El primer indicio fue la inconformidad con el entorno; la disputa cruel con los elementos; la mirada rabiosa y cada vez más airada hacia todo lo creado. El murmullo de las selvas; los canturreos de las aves; los rugidos de las bestias; las magníficas tintas de los horizontes; la musicalidad y brillos de las aguas, que en los albores fascinaran al hombre, parecieron de pronto mortificar su espíritu, fastidiar sus nervios, atentar contra la harmonía interior de este nuevo ser urgido por descomedidas sedes, enloquecido por afanes inexpresables.

La fluencia vital discurría a ritmo más lento que la flamante y vertiginosa pulsión. La ansiedad atroz agitaba, atormentaba, abrumaba al hombre. Era imperioso acallarla; forzoso, satisfacerla. Era preciso obrar con urgencia aunque nada se supiese del nuevo afán, del nuevo apremio, aunque se ignorase todo acerca de sus posibles derivaciones. La copa vacía reclamaba ser llenada. Y esa copa vacía era el hombre.

Lo que a ninguno escapó entonces, sin embargo, es que el viaje hacia la compensación sólo podría realizarse fuera del libre flujo vital, a contradanza de él inclusive y en pugna con los elementos.

Ningún sentimiento de reciprocidad entre la devoción antigua y el moderno fervor era ya posible. Otro apremio se imponía; también el interés y el horizonte eran otros. El viejo ceremonial debía ser reescrito. Hasta el último de los conceptos demandaba drástica reformulación. Desnaturalizar la fisonomía y carácter de las cosas para hallarlas de nuevo aceptables y seductoras a ojos de los mortales, aquejados de descontento; rebautizar con nombres horribles y explicar con siniestros móviles los componentes y conductas de la Naturaleza a fin de que el desorden interno quedara justificado; ser contrario al legado de los ancestros y aplastar las valoraciones primordiales bajo conceptos dinámicos, pragmáticos y efectivos: tal la divisa –el impulso maquinal –el imperativo común a todos… o a casi todos. Y conforme a esto se obró.

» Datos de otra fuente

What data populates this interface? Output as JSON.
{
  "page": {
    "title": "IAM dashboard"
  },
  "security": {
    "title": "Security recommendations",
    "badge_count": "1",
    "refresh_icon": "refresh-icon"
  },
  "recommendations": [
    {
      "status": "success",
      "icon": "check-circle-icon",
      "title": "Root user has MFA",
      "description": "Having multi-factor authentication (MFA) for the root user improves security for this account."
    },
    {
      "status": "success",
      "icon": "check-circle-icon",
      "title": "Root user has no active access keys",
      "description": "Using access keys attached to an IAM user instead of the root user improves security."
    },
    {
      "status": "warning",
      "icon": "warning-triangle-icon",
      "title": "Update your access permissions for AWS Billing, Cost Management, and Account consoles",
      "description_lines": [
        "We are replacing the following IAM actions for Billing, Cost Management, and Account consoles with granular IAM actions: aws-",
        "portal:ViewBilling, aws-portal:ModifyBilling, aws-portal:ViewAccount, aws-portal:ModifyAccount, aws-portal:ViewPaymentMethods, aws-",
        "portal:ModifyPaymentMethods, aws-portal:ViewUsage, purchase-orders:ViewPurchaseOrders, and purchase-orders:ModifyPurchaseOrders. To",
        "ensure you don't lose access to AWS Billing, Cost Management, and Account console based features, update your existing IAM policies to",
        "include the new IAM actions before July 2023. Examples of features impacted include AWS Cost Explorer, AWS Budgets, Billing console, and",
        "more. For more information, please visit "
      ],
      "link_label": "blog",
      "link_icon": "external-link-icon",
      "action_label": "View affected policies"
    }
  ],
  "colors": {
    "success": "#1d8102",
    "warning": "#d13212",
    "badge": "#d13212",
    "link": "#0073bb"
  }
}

Primero se arrasaron los bosques y las selvas; su existencia se hizo antipática a la vista del nuevo temperamento. Los espíritus elementales se conmocionaron, clamaron, gimieron en su angustia y agonía; pero nada de esto sensibilizó al hombre. Esos espíritus fueron vejados y puestos en fuga merced a toda variedad de actos de pillaje. Aquella magia primigenia latente en la espesura, en el flujo continuo de las aguas y en la quietud paciente de las rocas, recibió el ultimátum, la orden inapelable de emprender el destierro bajo amenaza de mutilación y muerte. Ya no se quería trato con hadas, duendes, centauros, náyades, grifos y demás entidades del primitivo imaginario; fastidiaron al hombre esas apariencias risibles y quiméricas sin utilidad alguna en el nuevo planeamiento global. No podía obtenerse ganancia efectiva e inmediata de ellas. Y “ganancia” era la palabra que repetían todas las bocas. “Ganancia” era la nueva deidad festejada en los ritos. “Ganancia” era la respuesta al vacío interior.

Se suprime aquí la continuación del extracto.